In brief: Piper’s past catches up with her and she has to go to prison. This memoir will have you gasping, laughing and crying.

The good: It’s really emotional and really interesting.

The not-so-good: Near the end, there’s a twist which was really sad – but hey, that’s real life.

Why I chose it: Heard about this and the TV series, plus I like listening to non-fiction.

Year: 2010

Duration: 11 hours and 10 minutes (paperback is 352 pages)

Narrator: Cassandra Campbell

Publisher: Hachette

Setting: USA

This week I seem to be talking about books I’ve been meaning to read for ages. Orange is the New Black has interested me for ages, pretty much since it hit the shelves in Australia, but due to business and other shiny things catching my attention, I never got around to buying or borrowing it. (If someone can come up with a cure for ‘But I Meant to Read It!’ disease, please let me know). But this year I’ve been playing around with audiobooks, testing out which genres work best for me and so I thought I’d give a memoir a go to see if it could hold my attention while sitting in traffic (you have no idea how hard that can be considering I’m not actually doing anything)! Result: I was completely captivated by this audiobook. I was torn between not wanting it to end and wanting Piper to be released from prison so she could see her loved ones.

When Piper was younger, she was in a relationship with a woman who organised a bit of drug smuggling internationally. Naively, Piper got involved but soon got herself out of that scene and into one that’s a bit more familiar to the average person – job, fiancé, New York City living. Then came a blow – Piper’s past caught up with her and she was sentenced to 15 months in federal prison. Piper tells how do you prepare for going to gaol? What do you take? How do you explain yourself to family, friends and colleagues? Then the day finally comes and she hands herself in to the prison in Danbury, Connecticut. It’s something that she couldn’t have prepared for – strip searching, how to obtain money (it’s not as simple as a cheque), clothes and how to live with a number of other women. What’s the correct etiquette for asking someone why they’re in gaol? It’s a complete culture shock to Piper but she adjusts, making friends, getting a job and learning how to make prison cheesecake.

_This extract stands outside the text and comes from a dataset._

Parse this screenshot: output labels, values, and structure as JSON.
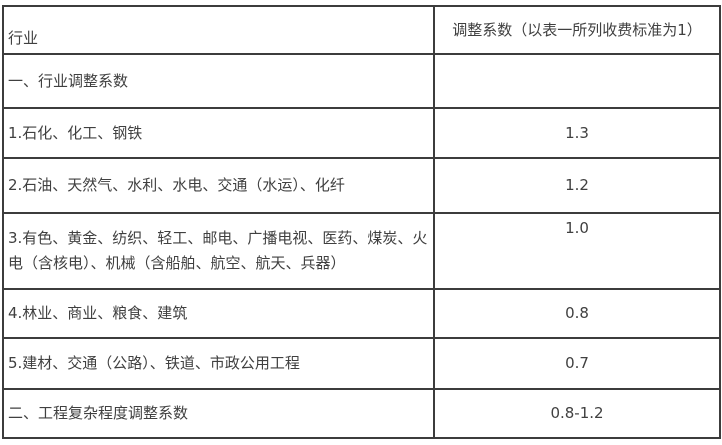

But there’s a twist in the story near the end – I was thinking as I listened, ‘no way would this happen in a fiction book’ where Piper’s last months in gaol are completely turned on their head and nothing is easy anymore. I found this part really emotional as Piper explains life where you have to watch your every move and lose your identity. That’s not to say that Danbury was a cakewalk, but it was a relatively stable environment. The whole book was an insight into a completely different world to me (I haven’t seen the television series) and I found it fascinating. It was uplifting to read about how small things could seem so kind and mean so much to others – like getting a pedicure or offering a piece of candy to someone.

There has been some criticism that Piper had it easy because she’s white, blonde, blue-eyed and college education. I think if you weren’t there, you can’t judge. Don’t people try to use what they have to advantage in everyday life anyway? Whatever. I found the story an eye-opener and slightly off putting because Piper could easily be one of my friends, one of my colleagues. In the middle-class world, you don’t hear of people going to prison and Orange is the New Black is an opportunity to read not only about the experience, but where the system could be improved. The lecture series on life after prison was jaw dropping because of the lack of practical information it contained, for example. How can you expect people to change if you can’t tell them how to get a job or rent a place to live?

I loved Cassandra Campbell’s narration of this book – it was superb. The small changes in voice/accent she made for each person was great, making it really clear as to who was speaking. She’s a very easy narrator to listen to and I’d like to listen to more audiobooks by her (providing I can get over her being the voice of Piper).